Work and pensions secretary denies welfare cap will lead to an increase in child poverty
Iain Duncan Smith has defended the government's plans to cap the benefits paid to a single household, insisting families would not be "plunged into poverty" as a result of the proposed £26,000 annual limit.
Speaking before Monday's Lords vote on the measures, the work and pensions secretary also denied the £500-a-week cap would lead to an increase in child poverty, adding: "We just don't believe that that's going to happen."
It has emerged that the former Liberal Democrat leader Lord Ashdown will join Church of England bishops and other rebel Lib Dems by voting against the proposals unless greater measures are put in placer to ensure children living in poverty are protected.
However, ministers appear determined to ride out the opposition, believing there is strong public support for their plans to curb a "benefits dependency culture" and "make work pay".
Duncan Smith told BBC Radio 4's Today programme that the plans would not provoke a rise in either child or adult poverty.
"Our department does not believe that you can directly apportion poverty to this particular measure," he said.
"At £26,000 a year, it's very difficult to believe that families will be plunged into poverty."
Under Duncan Smith's plan, the total amount of benefit that working age people can receive would be capped so that households on out-of-work benefits do not receive more than the average weekly wage earned by working households.
The cap would apply to the combined income from the main out-of-work benefits – jobseeker's allowance, income support and employment support allowance – and other benefits such as housing benefit, child benefit and child tax credit and industrial injuries disablement benefit.

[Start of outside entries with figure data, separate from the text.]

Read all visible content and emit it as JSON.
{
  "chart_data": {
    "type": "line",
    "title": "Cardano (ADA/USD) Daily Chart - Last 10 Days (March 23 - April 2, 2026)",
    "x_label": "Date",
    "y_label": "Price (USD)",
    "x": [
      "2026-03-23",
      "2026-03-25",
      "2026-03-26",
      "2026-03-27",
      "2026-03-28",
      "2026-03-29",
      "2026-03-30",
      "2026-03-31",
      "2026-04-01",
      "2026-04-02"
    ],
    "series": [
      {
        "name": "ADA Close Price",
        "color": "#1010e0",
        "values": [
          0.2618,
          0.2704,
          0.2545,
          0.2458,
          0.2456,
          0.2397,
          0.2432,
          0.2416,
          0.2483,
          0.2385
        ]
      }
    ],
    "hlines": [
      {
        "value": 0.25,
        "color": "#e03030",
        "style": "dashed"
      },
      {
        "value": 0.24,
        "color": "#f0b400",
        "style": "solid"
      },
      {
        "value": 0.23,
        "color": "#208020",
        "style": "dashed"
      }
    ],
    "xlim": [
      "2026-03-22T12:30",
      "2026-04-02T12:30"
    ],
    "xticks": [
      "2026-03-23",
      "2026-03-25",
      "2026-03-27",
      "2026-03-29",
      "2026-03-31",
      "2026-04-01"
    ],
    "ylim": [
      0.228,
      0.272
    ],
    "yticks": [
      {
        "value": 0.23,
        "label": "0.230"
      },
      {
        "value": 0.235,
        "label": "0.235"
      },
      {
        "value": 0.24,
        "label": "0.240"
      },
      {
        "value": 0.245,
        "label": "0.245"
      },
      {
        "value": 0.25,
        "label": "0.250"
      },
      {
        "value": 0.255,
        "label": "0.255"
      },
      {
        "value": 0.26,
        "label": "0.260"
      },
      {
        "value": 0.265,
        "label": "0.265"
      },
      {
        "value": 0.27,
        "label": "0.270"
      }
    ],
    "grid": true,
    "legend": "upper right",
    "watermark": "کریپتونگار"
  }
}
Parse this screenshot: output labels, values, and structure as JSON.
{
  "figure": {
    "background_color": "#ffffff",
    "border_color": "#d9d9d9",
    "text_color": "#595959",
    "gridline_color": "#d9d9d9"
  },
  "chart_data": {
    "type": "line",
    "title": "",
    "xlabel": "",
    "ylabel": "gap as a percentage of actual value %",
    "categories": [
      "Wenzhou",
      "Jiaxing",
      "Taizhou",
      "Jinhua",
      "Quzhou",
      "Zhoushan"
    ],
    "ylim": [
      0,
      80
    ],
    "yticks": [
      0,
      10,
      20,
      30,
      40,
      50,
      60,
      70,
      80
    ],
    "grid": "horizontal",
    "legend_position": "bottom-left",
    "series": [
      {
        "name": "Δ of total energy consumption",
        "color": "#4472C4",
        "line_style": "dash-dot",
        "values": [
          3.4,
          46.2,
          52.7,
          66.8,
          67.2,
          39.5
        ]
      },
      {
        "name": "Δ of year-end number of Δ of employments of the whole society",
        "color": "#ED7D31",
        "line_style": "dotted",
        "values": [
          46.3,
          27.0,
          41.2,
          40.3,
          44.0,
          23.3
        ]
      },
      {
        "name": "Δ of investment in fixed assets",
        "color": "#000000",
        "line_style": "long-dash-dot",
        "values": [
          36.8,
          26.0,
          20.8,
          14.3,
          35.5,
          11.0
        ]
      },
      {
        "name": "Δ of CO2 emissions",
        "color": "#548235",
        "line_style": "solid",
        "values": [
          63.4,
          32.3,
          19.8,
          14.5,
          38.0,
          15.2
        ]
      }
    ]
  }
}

Although the work and pensions secretary admitted his department had not modelled "direct poverty" when plotting the policy, he hit out at critics who have suggested the reforms will bring about an increase in homelessness, saying their definitions of homelessness were "very misleading".
He added: "Nobody will be made homelessness as a result of this. This is about fairness to the taxpayer and fairness to those who are trapped."
On Sunday night, the employment minister, Chris Grayling, acknowledged some families would be forced to find new accommodation as a result of the changes, but strongly defended the measure.
"There certainly will be people who have to move house as a result of this, who have to move to a part of town they can afford to live in, but surely that is right," he told BBC Radio 5 Live's Pienaar's Politics.
Among the bishops who have attacked his plans is the Right Rev John Packer, bishop of Ripon and Leeds, who has called for child benefit to be made exempt. "What we will be doing, I hope, is voting for an amendment to exclude child benefit from the cap so that people who are on benefit receive child benefit just like everybody else," he said.
Duncan Smith said he welcomed Packer's input, but wished the bishops would get in touch with him so they had the correct figures.
"The truth is they are wrong about this," he said.
Labour has tabled an amendment to the bill, which argues for an exemption from the benefit cap for vulnerable individuals and adults with children if they are considered at risk of becoming homeless.
The Department for Work and Pensions said there had to be a limit on the amount of money benefit claimants could receive.
"We think that limit is set at a fair rate of £26k – the equivalent to someone earning £35,000 before tax. If you take child benefit out of the cap, it will simply become ineffective, failing the very principles of our reforms, which is to bring fairness back into our welfare system while ensuring that support goes to those who need it."
Despite the divisions within the Lib Dem ranks, the deputy prime minister, Nick Clegg, has said he is fully signed up to the changes.
Clegg, who rejected Packer's amendment, suggested there was some scope for softening the impact of the changes through "transitional arrangements" around the introduction of the cap.